Chapitre 4848/493598%~7 min de lecture1 228 mots

Et puis, sans même bouger de son trône, LE Paradoxe Primordial frappa d'un seul doigt.

Sa voix porta à travers l'air gelé d'Helheim avec un poids qui fit que la réalité elle-même prêta attention.

« Tu n'es pas entier. »

Les mots étaient simples.

« Ta forme n'est pas singulière. Ton existence n'est pas unifiée. Ton corps n'est pas continu. »

Chaque négation atterrit avec un poids qui transcendait la force physique.

« Tu n'es pas un. »

BOUM !

Le corps Absolu d'Impundulu se fendit en deux.

Il n'y eut aucune attaque. Aucune force. Aucun mécanisme visible de destruction. Un instant, l'oiseau de foudre était entier, et l'instant d'après, il ne l'était simplement plus. Sa forme se divisa au milieu avec une précision chirurgicale, chaque moitié s'éloignant de l'autre comme si elles n'avaient jamais été connectées en premier lieu.

Parce qu'au vu de l'Apophasis qui venait d'être prononcée, elles ne l'avaient pas été.

Les yeux d'Impundulu montrèrent un choc pur et une terreur absolue dans la fraction de seconde précédant la dislocation de son existence.
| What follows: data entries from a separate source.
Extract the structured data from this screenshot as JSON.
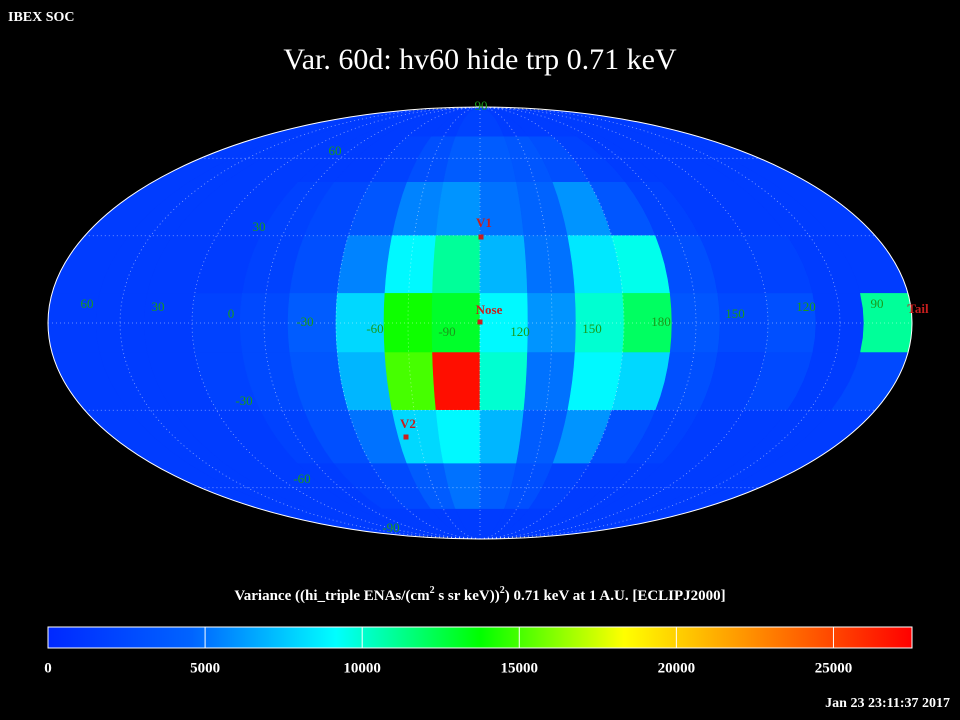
{
  "header": {
    "org": "IBEX SOC",
    "title": "Var. 60d: hv60 hide trp 0.71 keV",
    "timestamp": "Jan 23 23:11:37 2017"
  },
  "map": {
    "type": "heatmap",
    "values": [
      [
        1500,
        1500,
        1500,
        1500,
        1500,
        1500,
        1500,
        1500,
        2000,
        2000,
        1500,
        1500,
        1500,
        1500,
        1500,
        1500,
        1500,
        1500
      ],
      [
        1500,
        1500,
        1500,
        1500,
        1500,
        1500,
        2000,
        3000,
        4000,
        4000,
        3500,
        3000,
        2000,
        1500,
        1500,
        1500,
        1500,
        1500
      ],
      [
        1500,
        1500,
        1500,
        1500,
        2000,
        2500,
        3500,
        5500,
        6000,
        5000,
        4500,
        6000,
        3500,
        2000,
        1500,
        1500,
        1500,
        1500
      ],
      [
        1500,
        1500,
        1500,
        1500,
        2000,
        3000,
        5500,
        9000,
        11000,
        7000,
        5000,
        8500,
        9500,
        3000,
        2000,
        2000,
        1500,
        1500
      ],
      [
        1500,
        1500,
        1500,
        2000,
        2500,
        4000,
        8000,
        14000,
        13000,
        9000,
        6000,
        10000,
        12000,
        3500,
        2500,
        3000,
        1500,
        11000
      ],
      [
        1500,
        1500,
        1500,
        2000,
        2500,
        3500,
        7000,
        15000,
        27000,
        10000,
        5000,
        9000,
        8000,
        3000,
        2000,
        2500,
        1500,
        2500
      ],
      [
        1500,
        1500,
        1500,
        1500,
        2000,
        3000,
        5000,
        8000,
        9000,
        7000,
        4000,
        6000,
        3000,
        2000,
        1500,
        1500,
        1500,
        1500
      ],
      [
        1500,
        1500,
        1500,
        1500,
        1500,
        2000,
        2500,
        4000,
        5000,
        4000,
        3000,
        2000,
        1500,
        1500,
        1500,
        1500,
        1500,
        1500
      ],
      [
        1500,
        1500,
        1500,
        1500,
        1500,
        1500,
        1500,
        1500,
        1500,
        1500,
        1500,
        1500,
        1500,
        1500,
        1500,
        1500,
        1500,
        1500
      ]
    ],
    "lat_labels": [
      90,
      60,
      30,
      -30,
      -60,
      -90
    ],
    "lon_labels": [
      60,
      30,
      0,
      -30,
      -60,
      -90,
      120,
      150,
      180,
      150,
      120,
      90
    ],
    "markers": [
      "V1",
      "Nose",
      "V2",
      "Tail"
    ]
  },
  "colorbar": {
    "label_parts": [
      "Variance ((hi_triple ENAs/(cm",
      "2",
      " s sr keV))",
      "2",
      ") 0.71 keV at 1 A.U. [ECLIPJ2000]"
    ],
    "lim": [
      0,
      27500
    ],
    "ticks": [
      0,
      5000,
      10000,
      15000,
      20000,
      25000
    ],
    "colormap": [
      "#0028ff",
      "#0064ff",
      "#00ffff",
      "#00ff00",
      "#ffff00",
      "#ff8000",
      "#ff0000"
    ]
  }
}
Il n'avait pas été tué. Il avait été indéfini. Son intégrité avait été niée, et sans intégrité, il n'y avait plus rien pour maintenir sa forme Absolue ensemble !

Les deux moitiés de ce qu'avait été LA Tempête Qui A Faim roulèrent dans l'air gelé d'Helheim, traînées par la foudre et l'incrédulité en proportions égales.
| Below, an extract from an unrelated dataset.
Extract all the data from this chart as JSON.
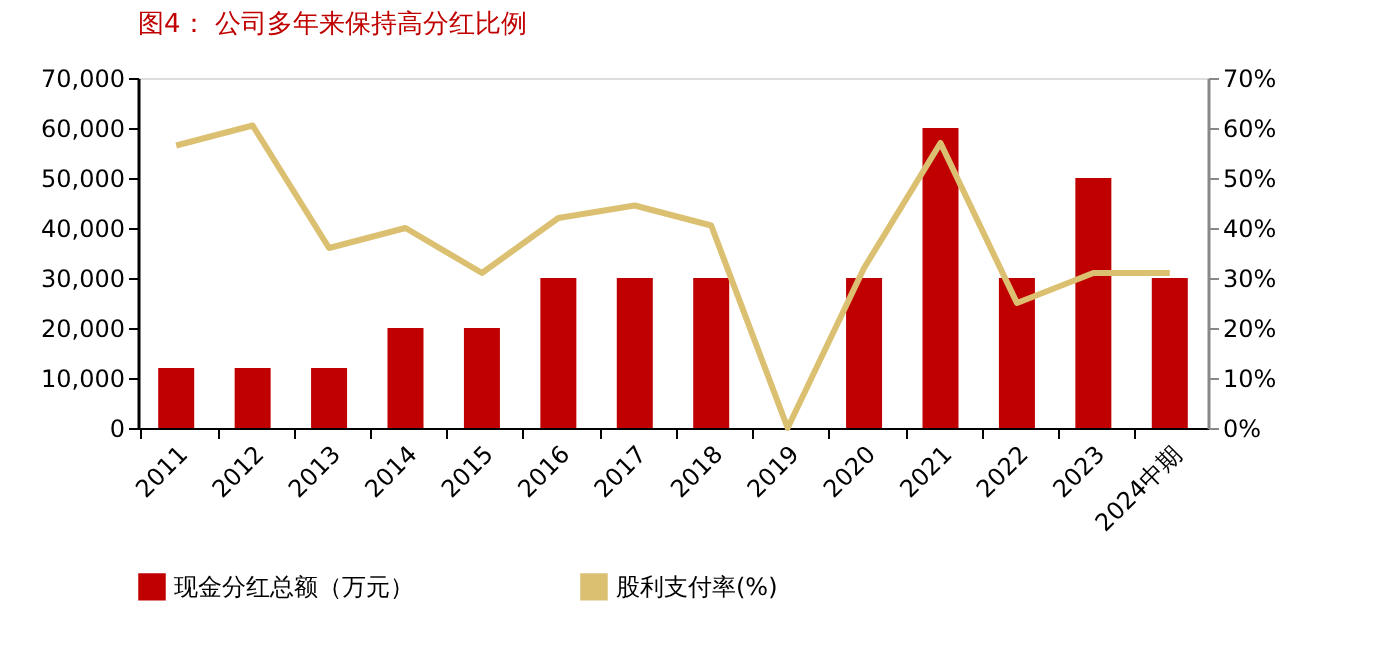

Et Popobawa, l'autre Absolu qui était descendu avec une telle assurance quelques instants plus tôt...

Regarda la scène avec incrédulité.

Son unique œil cramoisi était grand ouvert, reflétant une émotion qui transcendait la peur ! Ses ailes avaient cessé de battre, le laissant planer par la seule force de sa volonté tandis que son esprit peinait à traiter ce qu'il venait de voir.
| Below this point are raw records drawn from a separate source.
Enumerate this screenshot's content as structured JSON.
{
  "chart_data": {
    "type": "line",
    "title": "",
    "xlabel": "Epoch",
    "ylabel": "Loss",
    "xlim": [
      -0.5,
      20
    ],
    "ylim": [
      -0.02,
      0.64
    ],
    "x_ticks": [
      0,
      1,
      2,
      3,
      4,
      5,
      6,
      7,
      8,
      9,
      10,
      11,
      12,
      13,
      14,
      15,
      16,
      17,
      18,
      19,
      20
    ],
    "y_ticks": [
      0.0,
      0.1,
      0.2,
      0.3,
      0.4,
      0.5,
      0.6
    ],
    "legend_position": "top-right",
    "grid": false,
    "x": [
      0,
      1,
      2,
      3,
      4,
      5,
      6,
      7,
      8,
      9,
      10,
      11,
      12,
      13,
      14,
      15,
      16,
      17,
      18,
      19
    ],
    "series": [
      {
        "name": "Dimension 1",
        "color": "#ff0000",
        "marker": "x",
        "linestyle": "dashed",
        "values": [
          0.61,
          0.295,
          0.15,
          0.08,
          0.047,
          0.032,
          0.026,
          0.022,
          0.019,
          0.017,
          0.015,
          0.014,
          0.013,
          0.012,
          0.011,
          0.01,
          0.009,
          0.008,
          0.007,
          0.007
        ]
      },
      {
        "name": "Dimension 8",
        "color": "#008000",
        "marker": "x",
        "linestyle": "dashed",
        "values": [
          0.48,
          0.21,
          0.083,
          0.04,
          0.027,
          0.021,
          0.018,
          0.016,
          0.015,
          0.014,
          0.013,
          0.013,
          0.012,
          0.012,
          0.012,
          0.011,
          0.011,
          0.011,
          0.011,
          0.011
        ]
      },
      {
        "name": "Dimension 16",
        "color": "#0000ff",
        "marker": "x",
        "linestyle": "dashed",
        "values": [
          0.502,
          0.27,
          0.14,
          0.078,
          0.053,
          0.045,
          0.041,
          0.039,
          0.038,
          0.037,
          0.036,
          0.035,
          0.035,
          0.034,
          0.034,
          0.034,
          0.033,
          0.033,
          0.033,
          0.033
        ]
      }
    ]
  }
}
Son expression posait une question qui n'avait pas besoin de mots.

Putain de merde ?

LE Paradoxe Primordial n'avait pas bougé de son trône. N'avait fourni aucun effort visible. N'avait rien fait qui ressemblât à un combat, un conflit, ou même un léger effort.

Il avait simplement parlé.

Et un Absolu avait été fendu en deux.

C'était là l'écart entre ceux qui détenaient des Revendications parmi LES QUATRE et ceux qui aspiraient simplement à de telles hauteurs !

C'était pourquoi Popobawa et Impundulu avaient échoué à s'emparer du Paradoxe pour eux-mêmes à travers les éons d'essais. C'était pourquoi LE Paradoxe Primordial pouvait parler de la trahison d'Erwin avec nonchalance plutôt qu'avec peur !

Parce que même dévoré de l'intérieur, même avec son autorité rongée par une infection qu'il ne pouvait arrêter, il était encore ceci.

Encore capable de ceci !

Noah observa la démonstration avec des yeux brillants.

C'était ça, la vraie signification d'Absolu.

C'était vers ça qu'il travaillait !

Et un jour, peut-être plus tôt que quiconque ne l'attendait, il serait capable de la même chose !

Noah avait croisé de nombreuses figures dominantes au fil de son existence.

LA CRÉATURE et LE Chaos Primordial figuraient parmi les plus grands. Il avait ressenti leur poids, leur Immensité, la pression pure d'existences qui avaient accumulé du pouvoir à travers des éons défiant la compréhension. Ils étaient des étalons contre lesquels tous les autres êtres pouvaient être mesurés.

Mais il avait l'impression que ce classement était en train de changer.

Au moment où LE Paradoxe Primordial trancha distraitement un Absolu en deux avec rien d'autre que des mots, il agita les mains avec la même facilité langoureuse qu'on utiliserait pour chasser une mouche.

Les moitiés déchirées d'Impundulu, qui étaient en train de tomber dans l'air gelé d'Helheim en traînant foudre et incrédulité, s'arrêtèrent soudain.

Leur chute fut niée et leur descente fut niée.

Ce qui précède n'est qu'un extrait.